As part of its annual celebration of National Travel and Tourism Week, the Tremont-based Welcome Center hosted a week of programs intended to spotlight area businesses, organizations and attractions. On Wednesday, representatives of several prominent Itawamba County organizations – the Itawamba County Development Council, MSU-Itawamba Extension Service, Itawamba County Master Gardeners and the Mississippi Tobacco-Free Coalition of Itawamba and Monroe counties – greeted visitors at the welcome center as part of “Itawamba County Day.” Their goal: Drive some of that traffic to local businesses.
“Each year, we try to have local people from our local attractions come out and promote what they have for the tourists,” explained Ann Miller, supervisor at the Itawamba County Welcome Center. “That’s what we’re here for, to push and promote our local attractions.”
That includes providing visitors – in the neighborhood of 388,000 last year, more than any other Mississippi welcome center – with information about eateries, hotels and attractions in Itawamba County, Tupelo and other nearby municipalities.
“You’d be surprised at how many people don’t even know Elvis is from Tupelo,” Miller said. “They think he’s from Memphis.”

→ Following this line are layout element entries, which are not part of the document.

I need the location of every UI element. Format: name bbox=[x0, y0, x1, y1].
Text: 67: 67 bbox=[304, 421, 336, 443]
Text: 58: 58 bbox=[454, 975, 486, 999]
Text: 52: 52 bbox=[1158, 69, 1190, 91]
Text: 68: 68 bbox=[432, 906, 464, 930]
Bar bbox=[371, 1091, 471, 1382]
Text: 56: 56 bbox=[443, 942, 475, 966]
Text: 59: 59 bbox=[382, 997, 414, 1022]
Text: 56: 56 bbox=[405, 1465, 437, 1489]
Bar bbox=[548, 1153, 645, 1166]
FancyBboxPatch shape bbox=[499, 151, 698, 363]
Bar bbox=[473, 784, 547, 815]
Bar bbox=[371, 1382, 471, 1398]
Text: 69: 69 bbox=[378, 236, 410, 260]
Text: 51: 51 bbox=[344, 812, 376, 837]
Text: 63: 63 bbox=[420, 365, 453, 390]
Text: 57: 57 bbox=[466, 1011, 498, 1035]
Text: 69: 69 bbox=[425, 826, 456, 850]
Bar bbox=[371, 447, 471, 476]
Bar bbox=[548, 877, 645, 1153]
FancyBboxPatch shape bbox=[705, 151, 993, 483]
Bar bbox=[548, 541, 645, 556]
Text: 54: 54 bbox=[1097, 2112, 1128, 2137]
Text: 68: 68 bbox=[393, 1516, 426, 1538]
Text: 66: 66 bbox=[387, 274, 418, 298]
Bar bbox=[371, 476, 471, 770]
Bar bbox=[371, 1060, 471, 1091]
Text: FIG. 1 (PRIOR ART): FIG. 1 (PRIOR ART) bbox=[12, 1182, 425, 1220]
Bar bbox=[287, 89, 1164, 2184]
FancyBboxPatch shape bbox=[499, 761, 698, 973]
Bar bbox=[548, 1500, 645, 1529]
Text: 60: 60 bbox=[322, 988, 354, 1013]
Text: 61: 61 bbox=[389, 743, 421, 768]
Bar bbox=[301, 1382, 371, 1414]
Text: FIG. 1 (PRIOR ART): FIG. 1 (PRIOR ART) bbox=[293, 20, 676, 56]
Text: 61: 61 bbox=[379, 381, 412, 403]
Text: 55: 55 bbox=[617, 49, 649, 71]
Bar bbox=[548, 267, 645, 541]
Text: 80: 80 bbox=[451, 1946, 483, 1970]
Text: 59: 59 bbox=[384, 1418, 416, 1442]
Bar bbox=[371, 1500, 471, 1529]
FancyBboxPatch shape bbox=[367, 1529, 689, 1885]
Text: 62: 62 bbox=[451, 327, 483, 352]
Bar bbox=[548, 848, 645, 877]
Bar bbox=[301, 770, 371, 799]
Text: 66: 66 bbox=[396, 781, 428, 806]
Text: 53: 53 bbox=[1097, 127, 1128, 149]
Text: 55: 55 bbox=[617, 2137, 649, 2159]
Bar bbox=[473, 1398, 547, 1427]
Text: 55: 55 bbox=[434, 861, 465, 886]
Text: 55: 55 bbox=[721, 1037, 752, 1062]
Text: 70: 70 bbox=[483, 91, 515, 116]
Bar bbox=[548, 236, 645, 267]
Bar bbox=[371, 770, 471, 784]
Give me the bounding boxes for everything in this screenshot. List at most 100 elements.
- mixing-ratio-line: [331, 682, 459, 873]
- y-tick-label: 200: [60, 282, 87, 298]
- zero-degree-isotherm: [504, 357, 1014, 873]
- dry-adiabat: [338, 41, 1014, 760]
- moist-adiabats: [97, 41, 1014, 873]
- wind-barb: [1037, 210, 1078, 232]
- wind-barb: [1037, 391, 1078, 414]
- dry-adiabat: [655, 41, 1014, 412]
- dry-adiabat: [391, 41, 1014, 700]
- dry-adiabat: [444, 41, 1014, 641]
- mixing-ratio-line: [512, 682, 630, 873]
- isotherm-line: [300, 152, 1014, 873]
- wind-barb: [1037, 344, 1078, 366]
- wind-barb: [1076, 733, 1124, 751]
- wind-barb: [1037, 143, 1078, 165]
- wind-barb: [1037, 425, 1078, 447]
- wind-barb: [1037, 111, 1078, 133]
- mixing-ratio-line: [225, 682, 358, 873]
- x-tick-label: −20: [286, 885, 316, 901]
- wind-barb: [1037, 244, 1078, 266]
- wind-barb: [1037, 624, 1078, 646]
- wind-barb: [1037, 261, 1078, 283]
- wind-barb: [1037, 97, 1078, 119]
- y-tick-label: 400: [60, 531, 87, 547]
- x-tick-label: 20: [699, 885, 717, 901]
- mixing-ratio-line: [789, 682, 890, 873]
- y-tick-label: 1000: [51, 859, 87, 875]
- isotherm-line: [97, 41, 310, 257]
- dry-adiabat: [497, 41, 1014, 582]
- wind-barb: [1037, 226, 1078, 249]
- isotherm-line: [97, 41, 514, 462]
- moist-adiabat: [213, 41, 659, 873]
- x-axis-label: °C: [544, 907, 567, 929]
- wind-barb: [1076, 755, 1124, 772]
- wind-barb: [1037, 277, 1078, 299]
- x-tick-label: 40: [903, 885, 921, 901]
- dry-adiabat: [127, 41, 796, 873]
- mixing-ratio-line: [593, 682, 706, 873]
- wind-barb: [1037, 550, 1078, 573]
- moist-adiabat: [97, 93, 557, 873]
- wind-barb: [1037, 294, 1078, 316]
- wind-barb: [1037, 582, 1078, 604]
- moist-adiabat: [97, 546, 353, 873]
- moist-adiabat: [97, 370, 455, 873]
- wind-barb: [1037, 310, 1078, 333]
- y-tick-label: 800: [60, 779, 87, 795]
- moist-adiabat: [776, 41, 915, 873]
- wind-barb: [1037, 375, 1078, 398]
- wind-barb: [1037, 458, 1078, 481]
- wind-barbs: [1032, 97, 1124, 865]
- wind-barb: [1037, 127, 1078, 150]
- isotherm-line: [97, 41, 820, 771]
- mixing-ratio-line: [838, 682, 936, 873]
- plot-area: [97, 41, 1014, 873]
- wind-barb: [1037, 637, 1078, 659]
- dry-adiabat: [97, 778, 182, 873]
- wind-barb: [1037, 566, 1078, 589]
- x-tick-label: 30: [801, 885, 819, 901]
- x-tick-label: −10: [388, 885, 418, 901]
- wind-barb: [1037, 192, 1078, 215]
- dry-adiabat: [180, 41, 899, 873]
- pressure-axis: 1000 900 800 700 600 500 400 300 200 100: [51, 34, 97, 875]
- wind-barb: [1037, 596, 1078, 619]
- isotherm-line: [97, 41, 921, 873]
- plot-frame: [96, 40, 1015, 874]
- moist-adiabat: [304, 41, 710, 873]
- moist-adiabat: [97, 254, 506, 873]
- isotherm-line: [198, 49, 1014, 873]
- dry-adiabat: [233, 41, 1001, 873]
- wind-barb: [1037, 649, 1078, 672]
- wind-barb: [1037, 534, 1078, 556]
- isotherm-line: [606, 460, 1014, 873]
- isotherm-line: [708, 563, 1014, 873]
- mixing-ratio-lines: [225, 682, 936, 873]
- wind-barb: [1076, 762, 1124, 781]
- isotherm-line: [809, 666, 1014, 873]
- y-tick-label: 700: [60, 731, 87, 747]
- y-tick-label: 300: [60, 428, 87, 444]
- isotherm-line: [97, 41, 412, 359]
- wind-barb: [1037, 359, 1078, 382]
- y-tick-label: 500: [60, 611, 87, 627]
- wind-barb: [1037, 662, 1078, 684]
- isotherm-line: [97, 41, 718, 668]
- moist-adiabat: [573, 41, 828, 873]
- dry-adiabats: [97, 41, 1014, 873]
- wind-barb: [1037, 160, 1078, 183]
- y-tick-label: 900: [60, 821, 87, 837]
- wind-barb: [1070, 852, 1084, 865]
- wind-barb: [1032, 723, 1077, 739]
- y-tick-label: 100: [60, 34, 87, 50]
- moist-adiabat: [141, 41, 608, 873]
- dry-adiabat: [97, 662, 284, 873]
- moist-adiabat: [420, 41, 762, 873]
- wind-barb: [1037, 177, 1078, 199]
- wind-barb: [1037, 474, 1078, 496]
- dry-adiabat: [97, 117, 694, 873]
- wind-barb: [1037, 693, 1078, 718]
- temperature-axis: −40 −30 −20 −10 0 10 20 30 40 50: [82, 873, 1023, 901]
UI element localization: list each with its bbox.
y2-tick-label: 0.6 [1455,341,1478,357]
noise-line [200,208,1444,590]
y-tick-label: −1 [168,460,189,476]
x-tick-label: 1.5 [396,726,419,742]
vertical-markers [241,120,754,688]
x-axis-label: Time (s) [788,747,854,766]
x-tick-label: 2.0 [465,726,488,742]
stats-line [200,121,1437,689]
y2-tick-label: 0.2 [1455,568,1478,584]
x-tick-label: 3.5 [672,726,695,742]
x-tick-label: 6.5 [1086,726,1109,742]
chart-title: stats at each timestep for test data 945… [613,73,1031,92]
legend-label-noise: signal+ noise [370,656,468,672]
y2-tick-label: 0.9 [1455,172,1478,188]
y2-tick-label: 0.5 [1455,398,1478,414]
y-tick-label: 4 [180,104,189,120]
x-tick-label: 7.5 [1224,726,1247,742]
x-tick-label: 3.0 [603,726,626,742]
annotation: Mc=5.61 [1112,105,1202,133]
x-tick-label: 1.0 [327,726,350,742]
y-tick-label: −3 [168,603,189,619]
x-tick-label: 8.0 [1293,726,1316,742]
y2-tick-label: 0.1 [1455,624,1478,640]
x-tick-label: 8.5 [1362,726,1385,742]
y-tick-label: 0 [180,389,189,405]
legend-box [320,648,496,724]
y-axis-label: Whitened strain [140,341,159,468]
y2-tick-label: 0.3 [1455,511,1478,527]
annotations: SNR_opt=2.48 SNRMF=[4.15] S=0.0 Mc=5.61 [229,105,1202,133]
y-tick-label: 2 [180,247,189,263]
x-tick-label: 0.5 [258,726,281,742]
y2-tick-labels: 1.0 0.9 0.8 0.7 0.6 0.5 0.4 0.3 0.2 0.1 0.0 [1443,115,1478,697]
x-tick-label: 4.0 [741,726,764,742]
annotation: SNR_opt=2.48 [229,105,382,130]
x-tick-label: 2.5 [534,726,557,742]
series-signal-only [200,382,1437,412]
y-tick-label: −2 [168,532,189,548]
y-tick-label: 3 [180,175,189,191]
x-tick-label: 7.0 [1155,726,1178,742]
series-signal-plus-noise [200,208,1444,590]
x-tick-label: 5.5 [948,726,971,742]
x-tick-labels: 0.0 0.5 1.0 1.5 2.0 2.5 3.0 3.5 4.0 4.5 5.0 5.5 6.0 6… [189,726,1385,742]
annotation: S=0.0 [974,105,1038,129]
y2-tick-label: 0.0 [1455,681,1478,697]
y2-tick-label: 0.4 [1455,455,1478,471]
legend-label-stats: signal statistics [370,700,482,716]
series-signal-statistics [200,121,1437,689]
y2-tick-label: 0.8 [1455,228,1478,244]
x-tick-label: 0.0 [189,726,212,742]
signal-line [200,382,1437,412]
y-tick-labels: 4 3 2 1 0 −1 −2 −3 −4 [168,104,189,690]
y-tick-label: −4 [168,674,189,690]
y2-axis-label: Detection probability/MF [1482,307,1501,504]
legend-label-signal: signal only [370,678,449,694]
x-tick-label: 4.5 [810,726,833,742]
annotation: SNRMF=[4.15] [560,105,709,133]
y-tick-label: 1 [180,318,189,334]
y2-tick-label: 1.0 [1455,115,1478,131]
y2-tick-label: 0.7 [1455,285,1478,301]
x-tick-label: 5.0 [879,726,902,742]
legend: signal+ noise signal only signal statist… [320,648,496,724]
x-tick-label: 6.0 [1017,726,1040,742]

According to the logbook for that day, more than 760 people stepped into the welcome center, representing visitors from a handful of states and countries.
“We had the pleasure of meeting tourists traveling from the UK, Alabama, Tennessee, Missouri, Colorado, Florida and so many other places,” said ICDC executive director Vaunita Martin, who spent the day handing our brochures and moon pies. “These tourists were here on vacation, visiting family, and a large number were traveling to attend graduations. Our welcome center is the first welcome to our visitors not just to Itawamba County but also to the State of Mississippi.”
Martin said the response to the welcome center was highly complimentary.
“We heard over and over again that our Itawamba Welcome Center was by far the most beautiful and most welcoming one the tourists had ever visited,” she said. “That’s important because it is the very first impression our tourists receive.”
A longtime proponent of the important role tourism plays in growing an economy, Martin said the impact of these first impressions cannot be overestimated.
“These visitors will go back home and share this with all their friends and family, giving us the opportunity for more visitors coming to Itawamba County,” she said. “Visitors bring opportunities for our county and its businesses to acquire positive publicity and increased revenue.”
Visitors spend money in local businesses, and that’s revenue that’s not just being recycled in the community in which it was earned. Economists are fond of calling this kind of money “outside revenue,” and it helps bolster the economy tremendously.
“This new form of income allows for diversifying the income of the county you’re visiting. It brings the opportunity for local officials to increase budgets for infrastructure and schools,” Martin said.
“Itawamba County Day” was just part of a week’s worth of guests. The welcome center also hosted representatives from the Mississippi Department of Transportation, Oxford Convention & Visitor’s Bureau, the Tupelo Community Development Foundation and the Natchez Trace Parkway.